Gates: Congress should close Guantanamo Bay
Yahoo News/Reuters
By Susan Cornwell
March 29, 2007

WASHINGTON (Reuters) - Congress should explore with the White House ways to close the military prison at Guantanamo Bay while not releasing its most dangerous detainees, Defense Secretary Robert Gates said on Thursday.

But a senior Republican lawmaker warned against "importing" terrorism suspects now held at the U.S. detention camp in Cuba into prisons on U.S. soil.

Democrats, who came to power in Congress in November elections, say they would like to close the military prison at Guantanamo Bay and have been looking for a strategy to do so.

President George W. Bush and other administration officials have also said they would like to shutter the camp, and Gates told the House of Representatives' defense appropriations subcommittee on Thursday that this should be explored -- while ensuring some detainees would remain incarcerated for life.

But Rep.
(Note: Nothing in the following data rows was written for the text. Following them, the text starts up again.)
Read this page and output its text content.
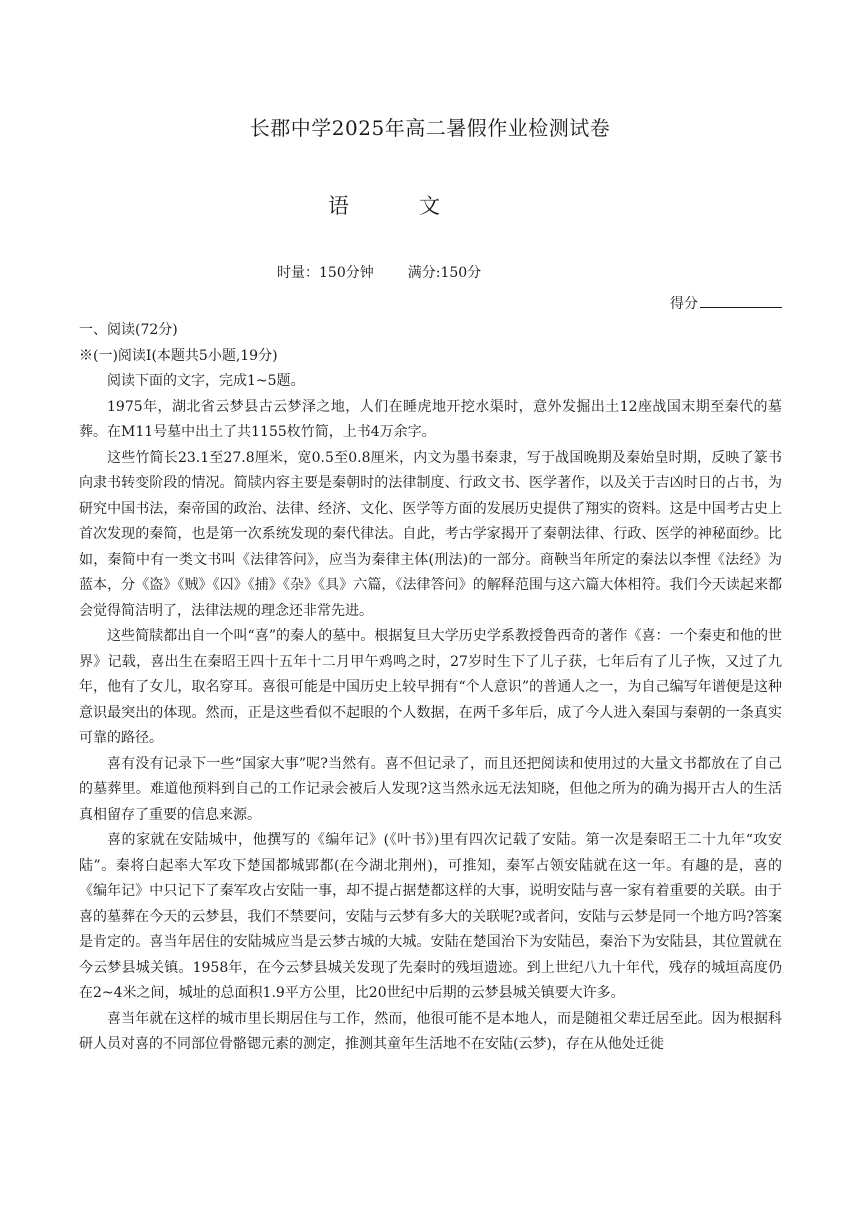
长郡中学2025年高二暑假作业检测试卷
语	文
时量：150分钟 满分:150分
得分

一、阅读(72分)

※(一)阅读Ⅰ(本题共5小题,19分)

阅读下面的文字，完成1~5题。

1975年，湖北省云梦县古云梦泽之地，人们在睡虎地开挖水渠时，意外发掘出土12座战国末期至秦代的墓葬。在M11号墓中出土了共1155枚竹简，上书4万余字。

这些竹简长23.1至27.8厘米，宽0.5至0.8厘米，内文为墨书秦隶，写于战国晚期及秦始皇时期，反映了篆书向隶书转变阶段的情况。简牍内容主要是秦朝时的法律制度、行政文书、医学著作，以及关于吉凶时日的占书，为研究中国书法，秦帝国的政治、法律、经济、文化、医学等方面的发展历史提供了翔实的资料。这是中国考古史上首次发现的秦简，也是第一次系统发现的秦代律法。自此，考古学家揭开了秦朝法律、行政、医学的神秘面纱。比如，秦简中有一类文书叫《法律答问》，应当为秦律主体(刑法)的一部分。商鞅当年所定的秦法以李悝《法经》为蓝本，分《盗》《贼》《囚》《捕》《杂》《具》六篇，《法律答问》的解释范围与这六篇大体相符。我们今天读起来都会觉得简洁明了，法律法规的理念还非常先进。

这些简牍都出自一个叫“喜”的秦人的墓中。根据复旦大学历史学系教授鲁西奇的著作《喜：一个秦吏和他的世界》记载，喜出生在秦昭王四十五年十二月甲午鸡鸣之时，27岁时生下了儿子获，七年后有了儿子恢，又过了九年，他有了女儿，取名穿耳。喜很可能是中国历史上较早拥有“个人意识”的普通人之一，为自己编写年谱便是这种意识最突出的体现。然而，正是这些看似不起眼的个人数据，在两千多年后，成了今人进入秦国与秦朝的一条真实可靠的路径。

喜有没有记录下一些“国家大事”呢?当然有。喜不但记录了，而且还把阅读和使用过的大量文书都放在了自己的墓葬里。难道他预料到自己的工作记录会被后人发现?这当然永远无法知晓，但他之所为的确为揭开古人的生活真相留存了重要的信息来源。

喜的家就在安陆城中，他撰写的《编年记》(《叶书》)里有四次记载了安陆。第一次是秦昭王二十九年“攻安陆”。秦将白起率大军攻下楚国都城郢都(在今湖北荆州)，可推知，秦军占领安陆就在这一年。有趣的是，喜的《编年记》中只记下了秦军攻占安陆一事，却不提占据楚都这样的大事，说明安陆与喜一家有着重要的关联。由于喜的墓葬在今天的云梦县，我们不禁要问，安陆与云梦有多大的关联呢?或者问，安陆与云梦是同一个地方吗?答案是肯定的。喜当年居住的安陆城应当是云梦古城的大城。安陆在楚国治下为安陆邑，秦治下为安陆县，其位置就在今云梦县城关镇。1958年，在今云梦县城关发现了先秦时的残垣遗迹。到上世纪八九十年代，残存的城垣高度仍在2~4米之间，城址的总面积1.9平方公里，比20世纪中后期的云梦县城关镇要大许多。

喜当年就在这样的城市里长期居住与工作，然而，他很可能不是本地人，而是随祖父辈迁居至此。因为根据科研人员对喜的不同部位骨骼锶元素的测定，推测其童年生活地不在安陆(云梦)，存在从他处迁徙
Duncan Hunter, a California Republican, said a memo circulated among members of another committee showed Democrats were considering relocating Guantanamo suspects to military jails in more than a dozen different American communities, from Kansas' Fort Leavenworth to Kentucky's Fort Knox.

"I am very distressed," Hunter declared during a hearing of the House Armed Services Committee on the future of Guantanamo. He is the top Republican on that committee and a presidential hopeful as well.

"The idea that we would import dangerous terrorists, like Khalid Sheikh Mohammed, into American communities is dangerous," Hunter said, referring to the al Qaeda suspect who claims to have organized the September 11 attacks on the United States.

The Democratic chairman of the Armed Services Committee said moving the prisoners to the United States was just one option had been suggested, as well as keeping Guantanamo open for "hard core detainees" who could not be released.

"Some have proposed maintaining Guantanamo as a military supermax prison for these extremely dangerous individuals," said Rep. Ike Skelton of Missouri.

"Others recommend federal correctional facilities, like ADX Florence in Colorado, as the tried-and-tested alternative for them," Skelton said, referring to the high-security Supermax prison south of Denver.

Gates, speaking at the hearing on defense spending, said he favored closing Guantanamo, but that some detainees there "based on their confessions, should never be released."

"Is there a way statutorily to address the concerns about some of these people who really need to be incarcerated forever but that doesn't get them involved in a judicial system where there is the potential of them being released, frankly?" Gates said.

"I just don't know the answer," he said. "It's an area where frankly I think there needs to be some dialogue between the Congress and the administration."

The United States has faced international criticism over its continued detention of about 385 suspected al Qaeda and Taliban members at the Guantanamo Bay military prison in Cuba.

Human rights groups and other critics have demanded the United States close Guantanamo and that detainees be charged with crimes or released.

According to Gates, some of the detainees have said they would attack the United States again if released.